Since its formation in 1969 the Swapo Party Youth League (SPYL) has been a vital and influential part of the ruling party Swapo. The league has been home to some men and women of great stature and intellectual giants with impregnable leadership acumen and credentials.
Apart from it being the conveyor belt of Swapo’s ideologies, policies and programmes, the SPYL has also been the grooming school of future leaders for both the ruling party and country.
The league famously groomed the likes of Jerry Ekandjo, Pohamba Shifeta, Kazenambo Kazenambo and Charles Namoloh who all served or are still serving as Cabinet ministers in our country.
It also served as an incubator for several current and former deputy ministers, diplomats and other leaders in government and the private sector.
The current SPYL – whose leaders traded punches last weekend because they seemingly could not differ maturely – bears no resemblance to the one that produced the leaders earlier mentioned.
Factional tendencies have reached worrying proportions such that the Swapo headquarters, a sacred place in political circles, was turned into a turf for physical assaults. We neither support the physical act, nor the verbal attacks that seemingly prompted it.
Even its detractors would, perhaps in whispers, agree that the SPYL occupies an important space in Namibia’s political history. Whatever the league does or says leaves an indelible mark.
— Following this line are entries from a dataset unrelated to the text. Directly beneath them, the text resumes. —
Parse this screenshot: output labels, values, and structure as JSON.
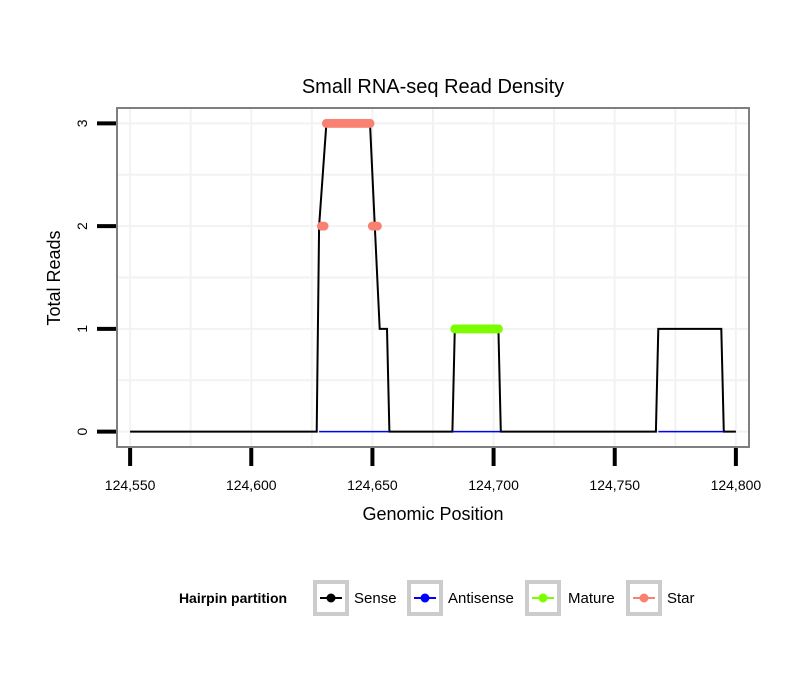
{
  "chart_data": {
    "type": "line",
    "title": "Small RNA-seq Read Density",
    "xlabel": "Genomic Position",
    "ylabel": "Total Reads",
    "xlim": [
      124545,
      124805
    ],
    "ylim": [
      -0.14,
      3.14
    ],
    "x_ticks": [
      124550,
      124600,
      124650,
      124700,
      124750,
      124800
    ],
    "x_tick_labels": [
      "124,550",
      "124,600",
      "124,650",
      "124,700",
      "124,750",
      "124,800"
    ],
    "y_ticks": [
      0,
      1,
      2,
      3
    ],
    "y_tick_labels": [
      "0",
      "1",
      "2",
      "3"
    ],
    "grid": true,
    "legend": {
      "title": "Hairpin partition",
      "position": "bottom",
      "entries": [
        {
          "name": "Sense",
          "color": "#000000"
        },
        {
          "name": "Antisense",
          "color": "#0000ff"
        },
        {
          "name": "Mature",
          "color": "#7cfc00"
        },
        {
          "name": "Star",
          "color": "#fa8072"
        }
      ]
    },
    "series": [
      {
        "name": "Sense",
        "color": "#000000",
        "points": [
          [
            124550,
            0
          ],
          [
            124627,
            0
          ],
          [
            124628,
            2
          ],
          [
            124631,
            3
          ],
          [
            124649,
            3
          ],
          [
            124651,
            2
          ],
          [
            124653,
            1
          ],
          [
            124656,
            1
          ],
          [
            124657,
            0
          ],
          [
            124683,
            0
          ],
          [
            124684,
            1
          ],
          [
            124702,
            1
          ],
          [
            124703,
            0
          ],
          [
            124767,
            0
          ],
          [
            124768,
            1
          ],
          [
            124794,
            1
          ],
          [
            124795,
            0
          ],
          [
            124800,
            0
          ]
        ]
      },
      {
        "name": "Antisense",
        "color": "#0000ff",
        "points": [
          [
            124628,
            0
          ],
          [
            124657,
            0
          ],
          [
            124683,
            0
          ],
          [
            124703,
            0
          ],
          [
            124768,
            0
          ],
          [
            124795,
            0
          ]
        ]
      },
      {
        "name": "Mature",
        "color": "#7cfc00",
        "points": [
          [
            124684,
            1
          ],
          [
            124685,
            1
          ],
          [
            124686,
            1
          ],
          [
            124687,
            1
          ],
          [
            124688,
            1
          ],
          [
            124689,
            1
          ],
          [
            124690,
            1
          ],
          [
            124691,
            1
          ],
          [
            124692,
            1
          ],
          [
            124693,
            1
          ],
          [
            124694,
            1
          ],
          [
            124695,
            1
          ],
          [
            124696,
            1
          ],
          [
            124697,
            1
          ],
          [
            124698,
            1
          ],
          [
            124699,
            1
          ],
          [
            124700,
            1
          ],
          [
            124701,
            1
          ],
          [
            124702,
            1
          ]
        ]
      },
      {
        "name": "Star",
        "color": "#fa8072",
        "points": [
          [
            124629,
            2
          ],
          [
            124630,
            2
          ],
          [
            124631,
            3
          ],
          [
            124632,
            3
          ],
          [
            124633,
            3
          ],
          [
            124634,
            3
          ],
          [
            124635,
            3
          ],
          [
            124636,
            3
          ],
          [
            124637,
            3
          ],
          [
            124638,
            3
          ],
          [
            124639,
            3
          ],
          [
            124640,
            3
          ],
          [
            124641,
            3
          ],
          [
            124642,
            3
          ],
          [
            124643,
            3
          ],
          [
            124644,
            3
          ],
          [
            124645,
            3
          ],
          [
            124646,
            3
          ],
          [
            124647,
            3
          ],
          [
            124648,
            3
          ],
          [
            124649,
            3
          ],
          [
            124650,
            2
          ],
          [
            124651,
            2
          ],
          [
            124652,
            2
          ]
        ]
      }
    ]
  }
}
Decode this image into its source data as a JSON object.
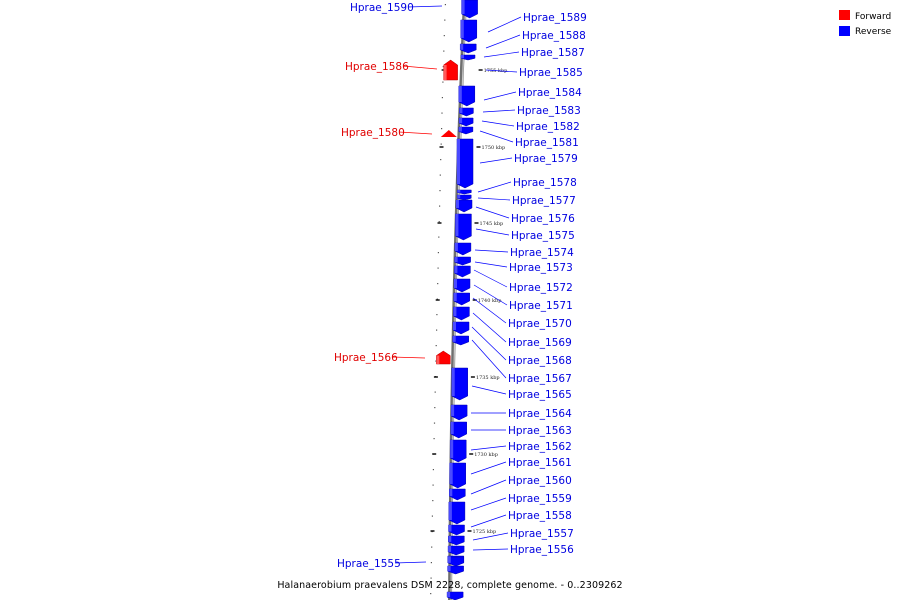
{
  "title": "Halanaerobium praevalens DSM 2228, complete genome. - 0..2309262",
  "legend": [
    {
      "label": "Forward",
      "color": "#ff0000"
    },
    {
      "label": "Reverse",
      "color": "#0000ff"
    }
  ],
  "colors": {
    "forward": "#ff0000",
    "reverse": "#0000ff",
    "backbone": "#888888"
  },
  "ticks": [
    "1755 kbp",
    "1750 kbp",
    "1745 kbp",
    "1740 kbp",
    "1735 kbp",
    "1730 kbp",
    "1725 kbp"
  ],
  "genes": [
    {
      "name": "Hprae_1590",
      "strand": "reverse"
    },
    {
      "name": "Hprae_1589",
      "strand": "reverse"
    },
    {
      "name": "Hprae_1588",
      "strand": "reverse"
    },
    {
      "name": "Hprae_1587",
      "strand": "reverse"
    },
    {
      "name": "Hprae_1586",
      "strand": "forward"
    },
    {
      "name": "Hprae_1585",
      "strand": "reverse"
    },
    {
      "name": "Hprae_1584",
      "strand": "reverse"
    },
    {
      "name": "Hprae_1583",
      "strand": "reverse"
    },
    {
      "name": "Hprae_1582",
      "strand": "reverse"
    },
    {
      "name": "Hprae_1580",
      "strand": "forward"
    },
    {
      "name": "Hprae_1581",
      "strand": "reverse"
    },
    {
      "name": "Hprae_1579",
      "strand": "reverse"
    },
    {
      "name": "Hprae_1578",
      "strand": "reverse"
    },
    {
      "name": "Hprae_1577",
      "strand": "reverse"
    },
    {
      "name": "Hprae_1576",
      "strand": "reverse"
    },
    {
      "name": "Hprae_1575",
      "strand": "reverse"
    },
    {
      "name": "Hprae_1574",
      "strand": "reverse"
    },
    {
      "name": "Hprae_1573",
      "strand": "reverse"
    },
    {
      "name": "Hprae_1572",
      "strand": "reverse"
    },
    {
      "name": "Hprae_1571",
      "strand": "reverse"
    },
    {
      "name": "Hprae_1570",
      "strand": "reverse"
    },
    {
      "name": "Hprae_1569",
      "strand": "reverse"
    },
    {
      "name": "Hprae_1568",
      "strand": "reverse"
    },
    {
      "name": "Hprae_1566",
      "strand": "forward"
    },
    {
      "name": "Hprae_1567",
      "strand": "reverse"
    },
    {
      "name": "Hprae_1565",
      "strand": "reverse"
    },
    {
      "name": "Hprae_1564",
      "strand": "reverse"
    },
    {
      "name": "Hprae_1563",
      "strand": "reverse"
    },
    {
      "name": "Hprae_1562",
      "strand": "reverse"
    },
    {
      "name": "Hprae_1561",
      "strand": "reverse"
    },
    {
      "name": "Hprae_1560",
      "strand": "reverse"
    },
    {
      "name": "Hprae_1559",
      "strand": "reverse"
    },
    {
      "name": "Hprae_1558",
      "strand": "reverse"
    },
    {
      "name": "Hprae_1557",
      "strand": "reverse"
    },
    {
      "name": "Hprae_1556",
      "strand": "reverse"
    },
    {
      "name": "Hprae_1555",
      "strand": "reverse"
    }
  ]
}
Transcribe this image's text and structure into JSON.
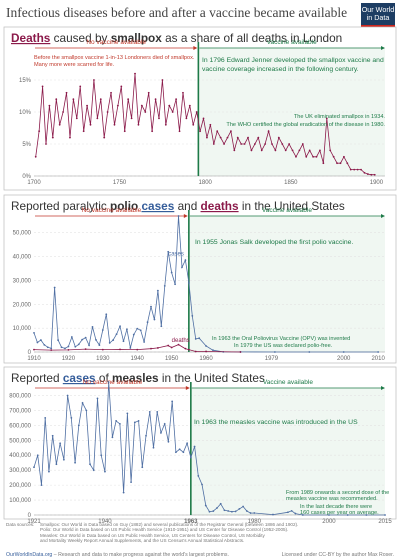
{
  "title": "Infectious diseases before and after a vaccine became available",
  "logo": [
    "Our World",
    "in Data"
  ],
  "zones": {
    "before": "No vaccine available",
    "after": "Vaccine available"
  },
  "chart_data": [
    {
      "type": "line",
      "title_parts": [
        "Deaths",
        " caused by ",
        "smallpox",
        " as a share of all deaths in London"
      ],
      "x_ticks": [
        1700,
        1750,
        1800,
        1850,
        1900
      ],
      "y_ticks": [
        0,
        5,
        10,
        15
      ],
      "y_tick_labels": [
        "0%",
        "5%",
        "10%",
        "15%"
      ],
      "xlim": [
        1700,
        1905
      ],
      "ylim": [
        0,
        20
      ],
      "vaccine_year": 1796,
      "series": [
        {
          "x": [
            1701,
            1703,
            1705,
            1707,
            1709,
            1711,
            1713,
            1715,
            1717,
            1719,
            1721,
            1723,
            1725,
            1727,
            1729,
            1731,
            1733,
            1735,
            1737,
            1739,
            1741,
            1743,
            1745,
            1747,
            1749,
            1751,
            1753,
            1755,
            1757,
            1759,
            1761,
            1763,
            1765,
            1767,
            1769,
            1771,
            1773,
            1775,
            1777,
            1779,
            1781,
            1783,
            1785,
            1787,
            1789,
            1791,
            1793,
            1795,
            1797,
            1799,
            1801,
            1803,
            1805,
            1807,
            1809,
            1811,
            1813,
            1815,
            1817,
            1819,
            1821,
            1823,
            1825,
            1827,
            1829,
            1831,
            1833,
            1835,
            1837,
            1839,
            1841,
            1843,
            1845,
            1847,
            1849,
            1851,
            1853,
            1855,
            1857,
            1859,
            1861,
            1863,
            1865,
            1867,
            1869,
            1871,
            1873,
            1875,
            1877,
            1879,
            1881,
            1883,
            1885,
            1887,
            1889,
            1891,
            1893,
            1895,
            1897,
            1899
          ],
          "y": [
            3,
            7,
            14,
            5,
            11,
            6,
            12,
            8,
            10,
            13,
            6,
            12,
            9,
            14,
            7,
            11,
            8,
            15,
            9,
            12,
            6,
            10,
            13,
            8,
            11,
            14,
            7,
            12,
            9,
            16,
            8,
            11,
            10,
            13,
            7,
            12,
            9,
            15,
            8,
            11,
            10,
            12,
            7,
            13,
            9,
            11,
            8,
            10,
            7,
            9,
            6,
            8,
            5,
            7,
            6,
            5,
            6,
            7,
            4,
            6,
            5,
            5,
            6,
            4,
            5,
            6,
            4,
            5,
            7,
            5,
            4,
            6,
            5,
            4,
            5,
            4,
            3,
            4,
            5,
            3,
            4,
            3,
            3,
            4,
            2,
            9,
            4,
            3,
            2,
            2,
            3,
            2,
            1,
            1,
            1,
            1,
            0.5,
            0.3,
            0.2,
            0.2
          ]
        }
      ],
      "annotations": {
        "before": "Before the smallpox vaccine 1-in-13 Londoners died of smallpox. Many more were scarred for life.",
        "jenner": "In 1796 Edward Jenner developed the smallpox vaccine and vaccine coverage increased in the following century.",
        "uk_elim": "The UK eliminated smallpox in 1934.",
        "who": "The WHO certified the global eradication of the disease in 1980."
      }
    },
    {
      "type": "line",
      "title_parts": [
        "Reported paralytic ",
        "polio",
        " ",
        "cases",
        " and ",
        "deaths",
        " in the United States"
      ],
      "x_ticks": [
        1910,
        1920,
        1930,
        1940,
        1950,
        1960,
        1979,
        2000,
        2010
      ],
      "y_ticks": [
        0,
        10000,
        20000,
        30000,
        40000,
        50000
      ],
      "y_tick_labels": [
        "0",
        "10,000",
        "20,000",
        "30,000",
        "40,000",
        "50,000"
      ],
      "xlim": [
        1910,
        2012
      ],
      "ylim": [
        0,
        57000
      ],
      "vaccine_year": 1955,
      "series": [
        {
          "name": "cases",
          "x": [
            1910,
            1911,
            1912,
            1913,
            1914,
            1915,
            1916,
            1917,
            1918,
            1919,
            1920,
            1921,
            1922,
            1923,
            1924,
            1925,
            1926,
            1927,
            1928,
            1929,
            1930,
            1931,
            1932,
            1933,
            1934,
            1935,
            1936,
            1937,
            1938,
            1939,
            1940,
            1941,
            1942,
            1943,
            1944,
            1945,
            1946,
            1947,
            1948,
            1949,
            1950,
            1951,
            1952,
            1953,
            1954,
            1955,
            1956,
            1957,
            1958,
            1960,
            1962,
            1965,
            1970,
            1980,
            1990,
            2000,
            2010
          ],
          "y": [
            8000,
            4000,
            5000,
            3000,
            2000,
            1500,
            27000,
            5000,
            2000,
            1500,
            2300,
            6300,
            2200,
            3200,
            5200,
            6000,
            2800,
            10500,
            5100,
            2900,
            9200,
            15800,
            3800,
            5000,
            7500,
            10800,
            4500,
            9500,
            1700,
            7300,
            9800,
            9100,
            4200,
            12500,
            19000,
            13600,
            25700,
            10800,
            27700,
            42000,
            33300,
            28400,
            57000,
            35500,
            38500,
            28985,
            15140,
            5485,
            5787,
            2525,
            762,
            61,
            33,
            9,
            6,
            0,
            0
          ]
        },
        {
          "name": "deaths",
          "x": [
            1910,
            1915,
            1920,
            1925,
            1930,
            1935,
            1940,
            1944,
            1946,
            1949,
            1950,
            1952,
            1954,
            1955,
            1957,
            1960,
            1970
          ],
          "y": [
            1000,
            800,
            900,
            1200,
            1000,
            1100,
            1000,
            1400,
            1700,
            2700,
            1900,
            3100,
            1400,
            1000,
            200,
            230,
            7
          ]
        }
      ],
      "annotations": {
        "salk": "In 1955 Jonas Salk developed the first polio vaccine.",
        "opv": "In 1963 the Oral Poliovirus Vaccine (OPV) was invented",
        "free": "In 1979 the US was declared polio-free."
      }
    },
    {
      "type": "line",
      "title_parts": [
        "Reported ",
        "cases",
        " of ",
        "measles",
        " in the United States"
      ],
      "x_ticks": [
        1921,
        1940,
        1963,
        1980,
        2000,
        2015
      ],
      "y_ticks": [
        0,
        100000,
        200000,
        300000,
        400000,
        500000,
        600000,
        700000,
        800000
      ],
      "y_tick_labels": [
        "0",
        "100,000",
        "200,000",
        "300,000",
        "400,000",
        "500,000",
        "600,000",
        "700,000",
        "800,000"
      ],
      "xlim": [
        1921,
        2015
      ],
      "ylim": [
        0,
        850000
      ],
      "vaccine_year": 1963,
      "series": [
        {
          "x": [
            1921,
            1922,
            1923,
            1924,
            1925,
            1926,
            1927,
            1928,
            1929,
            1930,
            1931,
            1932,
            1933,
            1934,
            1935,
            1936,
            1937,
            1938,
            1939,
            1940,
            1941,
            1942,
            1943,
            1944,
            1945,
            1946,
            1947,
            1948,
            1949,
            1950,
            1951,
            1952,
            1953,
            1954,
            1955,
            1956,
            1957,
            1958,
            1959,
            1960,
            1961,
            1962,
            1963,
            1964,
            1965,
            1966,
            1967,
            1968,
            1969,
            1970,
            1971,
            1972,
            1973,
            1974,
            1975,
            1976,
            1977,
            1978,
            1979,
            1980,
            1985,
            1989,
            1990,
            1991,
            1993,
            2000,
            2005,
            2010,
            2015
          ],
          "y": [
            320000,
            400000,
            200000,
            650000,
            290000,
            530000,
            340000,
            480000,
            370000,
            800000,
            650000,
            350000,
            600000,
            750000,
            700000,
            340000,
            300000,
            780000,
            400000,
            290000,
            890000,
            520000,
            630000,
            610000,
            150000,
            680000,
            220000,
            620000,
            630000,
            320000,
            530000,
            690000,
            450000,
            690000,
            550000,
            610000,
            490000,
            760000,
            420000,
            440000,
            420000,
            480000,
            385000,
            458000,
            262000,
            204000,
            63000,
            22000,
            26000,
            47000,
            75000,
            32000,
            27000,
            22000,
            24000,
            41000,
            57000,
            27000,
            13000,
            13506,
            2822,
            18193,
            27786,
            9643,
            312,
            86,
            66,
            63,
            188
          ]
        }
      ],
      "annotations": {
        "intro": "In 1963 the measles vaccine was introduced in the US",
        "second": "From 1989 onwards a second dose of the measles vaccine was recommended.",
        "decade": "In the last decade there were 160 cases per year on average."
      }
    }
  ],
  "footer": {
    "sources_label": "Data sources:",
    "sources": [
      "Smallpox: Our World in Data based on Guy (1882) and several publications of the Registrar General (between 1886 and 1902).",
      "Polio: Our World in Data based on US Public Health Service (1910-1951) and US Center for Disease Control (1952-2005).",
      "Measles: Our World in Data based on US Public Health Service, US Centers for Disease Control, US Morbidity",
      "and Mortality Weekly Report Annual Supplements, and the US Census's Annual Statistical Abstracts."
    ],
    "site": "OurWorldInData.org",
    "site_suffix": " – Research and data to make progress against the world's largest problems.",
    "license": "Licensed under CC-BY by the author Max Roser."
  }
}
Unfortunately, the weekend’s incident too would form part of the history of this once respected body. The physical scuffle is a far cry from what the SPYL was and is meant to be.
The fight is an indictment of the league’s sad current state and goes a long way to show the lack of organisational and leadership discipline within the youth organisation today.
For the constituency that the SPYL represents – the Namibian youth – it is simply difficult to listen to leaders who cannot handle their differences maturely and with verbal conviction.
Yet the SPYL has been a vehicle for Swapo to reach out to young people in this country, who in fact form the majority of the populace.
What happened to the SPYL that manufactured leaders of high intellectual capacity, vision and good leadership skills? What happened to the SPYL that debated issues and not personalities?
Even in its heyday as a militant body, the SPYL never had high-profile incidents of physical confrontations.
The Swapo leaders have often tried to let the league handle its own affairs without interference, but this episode could be used by some rogue elements in the mother body to interfere and use the league to pursue their own parochial interests.
The current SPYL lives in a better era. More of its members have tasted education, freedom and democracy. The league also has better resources today than it did during its formative years in Tanzania.
This exposure, and resources, should have naturally armed the current crop with better leadership and other skills, including the know-how of having an educated conversation even when there is a clash of perspectives.
With all these advantages, the SPYL ought to navigate its way around issues and not let it become a shadow of what it used to be. The SPYL’s glory days should be today, not yesteryears.